Some memories of books #3

Rini Dippel (ed.) – Daan van Golden: Works 1962–1991 

Stedelijk Museum, Amsterdam, 1991

First of all this book has a great cover. It shows documentation of an early Daan van Golden exhibition on semi-transparent paper, through which the artist’s name – printed on the inside of the cover – softly becomes apparent. It fits the work and Daan van Golden’s persona perfectly. Just as the rest of the exhibition catalogue, which is designed and edited with great care and love.

This book was the more in-depth introduction to Daan van Golden (1936–2017) for me. Besides the great selection of works in it, my favourite part is ‘Art is not a contest’ a statement that Van Golden read on receiving the PC Art Award on November 25th 1990, in the Amstelkerk, Amsterdam. A beautiful and humorous compilation of quotes and anecdotes that mysteriously is concluded with the words: ‘Speech is silence. Silver is gold. I have spoken.’

It is tempting to reproduce the full statement here, but I won’t. Instead I am sharing the part that found its way into a collage I did a few years ago:

Max Ernst’s father was painting a picture of his garden.
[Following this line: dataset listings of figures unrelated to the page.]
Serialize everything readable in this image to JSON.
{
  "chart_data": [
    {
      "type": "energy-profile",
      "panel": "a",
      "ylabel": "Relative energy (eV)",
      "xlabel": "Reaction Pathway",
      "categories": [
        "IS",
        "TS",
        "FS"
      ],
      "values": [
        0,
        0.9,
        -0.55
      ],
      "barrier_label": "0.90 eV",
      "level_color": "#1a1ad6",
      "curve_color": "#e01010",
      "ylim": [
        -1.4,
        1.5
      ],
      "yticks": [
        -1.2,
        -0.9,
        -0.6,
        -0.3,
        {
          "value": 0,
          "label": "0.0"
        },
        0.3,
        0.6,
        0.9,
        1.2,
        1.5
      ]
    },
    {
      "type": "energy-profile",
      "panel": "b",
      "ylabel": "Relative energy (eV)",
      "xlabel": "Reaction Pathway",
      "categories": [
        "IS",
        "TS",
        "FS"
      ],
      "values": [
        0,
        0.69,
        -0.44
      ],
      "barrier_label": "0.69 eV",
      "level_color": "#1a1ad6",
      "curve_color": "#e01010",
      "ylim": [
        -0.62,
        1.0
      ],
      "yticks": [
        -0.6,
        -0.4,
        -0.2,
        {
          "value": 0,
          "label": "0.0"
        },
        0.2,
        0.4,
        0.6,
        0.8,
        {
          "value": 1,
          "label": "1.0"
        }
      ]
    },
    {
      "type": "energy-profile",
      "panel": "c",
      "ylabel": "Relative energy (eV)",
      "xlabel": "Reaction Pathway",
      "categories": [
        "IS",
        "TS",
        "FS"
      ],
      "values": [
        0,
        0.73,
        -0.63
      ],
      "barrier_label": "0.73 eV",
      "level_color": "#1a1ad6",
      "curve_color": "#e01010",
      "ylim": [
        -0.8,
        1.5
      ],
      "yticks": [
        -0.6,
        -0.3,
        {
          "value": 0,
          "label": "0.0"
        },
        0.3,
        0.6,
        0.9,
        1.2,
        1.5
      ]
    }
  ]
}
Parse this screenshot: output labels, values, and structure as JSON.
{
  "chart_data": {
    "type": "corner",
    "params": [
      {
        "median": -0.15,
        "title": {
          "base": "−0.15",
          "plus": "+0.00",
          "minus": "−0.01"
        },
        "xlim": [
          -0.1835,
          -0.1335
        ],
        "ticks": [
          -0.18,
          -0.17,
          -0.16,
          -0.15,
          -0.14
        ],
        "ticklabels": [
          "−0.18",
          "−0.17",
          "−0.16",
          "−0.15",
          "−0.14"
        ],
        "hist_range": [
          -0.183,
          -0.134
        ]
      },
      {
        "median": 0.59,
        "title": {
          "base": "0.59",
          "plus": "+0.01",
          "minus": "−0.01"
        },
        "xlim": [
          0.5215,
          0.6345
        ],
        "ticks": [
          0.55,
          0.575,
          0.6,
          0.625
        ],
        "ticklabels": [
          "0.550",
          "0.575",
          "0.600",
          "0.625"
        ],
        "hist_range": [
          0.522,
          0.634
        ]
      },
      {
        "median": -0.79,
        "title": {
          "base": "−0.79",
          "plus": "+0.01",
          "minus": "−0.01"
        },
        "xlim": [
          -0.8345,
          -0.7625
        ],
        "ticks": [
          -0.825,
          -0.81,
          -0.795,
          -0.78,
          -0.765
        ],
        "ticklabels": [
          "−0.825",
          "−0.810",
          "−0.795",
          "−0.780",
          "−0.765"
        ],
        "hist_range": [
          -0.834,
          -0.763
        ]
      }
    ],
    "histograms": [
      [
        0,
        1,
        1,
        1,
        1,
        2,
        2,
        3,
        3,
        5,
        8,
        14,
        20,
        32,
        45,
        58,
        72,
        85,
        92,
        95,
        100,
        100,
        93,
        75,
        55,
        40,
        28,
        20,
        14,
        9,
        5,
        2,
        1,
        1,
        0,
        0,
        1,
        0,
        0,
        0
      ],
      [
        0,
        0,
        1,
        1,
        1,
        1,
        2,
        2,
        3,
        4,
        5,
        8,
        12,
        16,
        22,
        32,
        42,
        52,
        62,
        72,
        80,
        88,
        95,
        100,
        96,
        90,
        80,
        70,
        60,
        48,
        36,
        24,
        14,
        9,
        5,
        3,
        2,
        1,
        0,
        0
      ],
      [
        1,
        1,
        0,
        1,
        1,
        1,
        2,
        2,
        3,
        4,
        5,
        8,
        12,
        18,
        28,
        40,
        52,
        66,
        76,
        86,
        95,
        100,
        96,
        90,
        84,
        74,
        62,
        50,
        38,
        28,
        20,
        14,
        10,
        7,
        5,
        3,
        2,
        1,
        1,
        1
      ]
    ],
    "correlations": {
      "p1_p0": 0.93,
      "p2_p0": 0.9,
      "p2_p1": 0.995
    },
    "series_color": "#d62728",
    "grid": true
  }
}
He left the fence at the end the garden out of his picture. After finishing the painting he went into the garden and pulled the fence down. 

I’ve had this uncredited anecdote on my studio wall for a long time and was often reminded by it whenever the discussion was brought up on art and (social) change. Eventually I used it in a collage, where I combined it with stills from Bruce Nauman’s video ‘Setting a Good Corner (Allegory and Metaphor)’ from 1999, where we see Nauman at work, building a corner fence on his property Las Madres Ranch in New Mexico. I was just linking two contradictory yet equally appealing gestures.

Marijn van Kreij, Untitled (Daan van Golden, Bruce Nauman, Max Ernst’s Father, Setting a Good Corner, Allegory and Metaphor), 2015
Collage, book clipping, inkjet on paper and drawing paper, 29.7 x 21 cm

A few days ago I read a striking article by Aliina Astrova on ‘Where Art Belongs’ a collection of essays by Chris Kraus. Astrova writes: ‘art matters insofar as it remains a practice, not a product’. In the introduction of Daan van Golden’s catalogue Rini Dippel writes something similar about Van Golden’s acceptance speech. Its title ‘Art is not a contest’ – a quote from poet A. Roland Holst – is a message she argues: ‘It marks Van Golden’s distance from artistic thought fixed on production of a series of tangible objects.’ The beauty of Daan van Golden’s work is indeed in his all-embracing attitude, this catalogue is just one of the many reminders of this attitude.